Perhaps that’s about to change.Iraq’s Kurds govern themselves under the Kurdish Regional Government
(KRG). They embrace democratic governance and economic freedom. The Economist magazine
rates KRG’s business environment better than that of Indonesia, Jordan, Russia and India. The
Kurdish military, known as the peshmerga, is the only effective fighting force
indigenous to Iraq. Coordinating closely with U.S. forces, the peshmerga has
been crucial to battlefield gains against ISIS. In short, Iraq’s
Kurdish region represents the only stable part of Iraq or Syria—and the only
thing close to a viable nation-state inside the borders of Iraq.
Full
independence for Iraq’s Kurds is a matter of when—not if. “Independent Kurdistan is coming,” says KRG President Masoud Barzani. “It
will take place when the security situation is resolved.” When the Kurds take
that step, the myth known as Iraq will be finished.
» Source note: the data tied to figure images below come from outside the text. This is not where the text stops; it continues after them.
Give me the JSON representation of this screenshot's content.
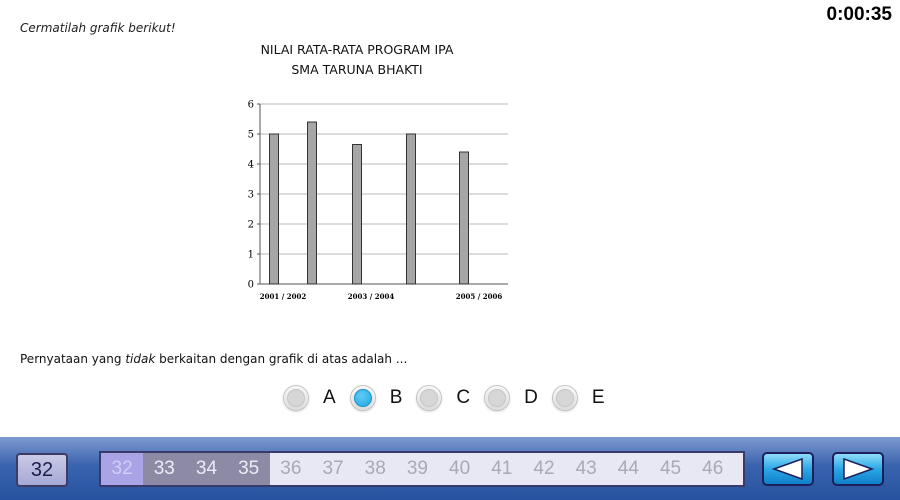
{
  "timer": "0:00:35",
  "instruction": "Cermatilah grafik berikut!",
  "chart_data": {
    "type": "bar",
    "title": "NILAI RATA-RATA PROGRAM IPA",
    "subtitle": "SMA TARUNA BHAKTI",
    "x_tick_labels": [
      "2001 / 2002",
      "2003 / 2004",
      "2005 / 2006"
    ],
    "values": [
      5.0,
      5.4,
      4.65,
      5.0,
      4.4
    ],
    "ylim": [
      0,
      6
    ],
    "y_ticks": [
      "0",
      "1",
      "2",
      "3",
      "4",
      "5",
      "6"
    ],
    "grid": true,
    "bar_color": "#a6a6a6"
  },
  "question": {
    "before": "Pernyataan yang ",
    "emphasis": "tidak",
    "after": " berkaitan dengan grafik di atas adalah ..."
  },
  "options": [
    {
      "label": "A",
      "selected": false
    },
    {
      "label": "B",
      "selected": true
    },
    {
      "label": "C",
      "selected": false
    },
    {
      "label": "D",
      "selected": false
    },
    {
      "label": "E",
      "selected": false
    }
  ],
  "navigation": {
    "current_question": "32",
    "question_numbers": [
      "32",
      "33",
      "34",
      "35",
      "36",
      "37",
      "38",
      "39",
      "40",
      "41",
      "42",
      "43",
      "44",
      "45",
      "46"
    ],
    "active": "32",
    "answered": [
      "33",
      "34",
      "35"
    ],
    "prev_icon": "left-arrow-icon",
    "next_icon": "right-arrow-icon"
  }
}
When that
happens, the United States should be prepared to help the freest, most stable,
most pro-American part of Iraq join the family of nations. Critics of President
George W. Bush cannot undo the decision to invade Iraq, and critics of
President Obama cannot undo the decision to withdraw from Iraq. But helping the
Kurds can address the challenges of the here and now: defeating jihadism,
salvaging America’s precarious security architecture in the Middle East and
preserving U.S. influence in the region.
Pulled Apart
Interestingly,
policymakers spanning the political spectrum, from President Obama’s vice president to President
Bush’s UN ambassador, have come to
the conclusion that it’s time to stop resisting the centrifugal forces that
have been pulling on Iraq and Syria. And there is some logic to this. If the
artificial post-World War I construct known as Yugoslavia can melt into
multiple independent nation-states, why can’t the artificial post-World War I
constructs known as Iraq and Syria?
Some
will argue that such a course of action would play into the jihadists’ hands. Quite the opposite: Allowing Syria and Iraq to go
the way of Yugoslavia would emphasize and reinforce the nationhood, sovereignty,
independence, separateness and uniqueness of each of their successor states,
thereby serving as a bulwark against the Islamic State’s bid for a transnational
caliphate.
With Russian, European, Turkish, Saudi
and Jordanian buy-in—along with the requisite sweeteners and assurances—one can
imagine Washington building support for a regional political framework in which
Iraq and Syria give way to four or more sovereign nation-states representing various
ethnic and religious groups.
Of course, that would presuppose Washington leading,
which seems as likely as Syria and Iraq surviving.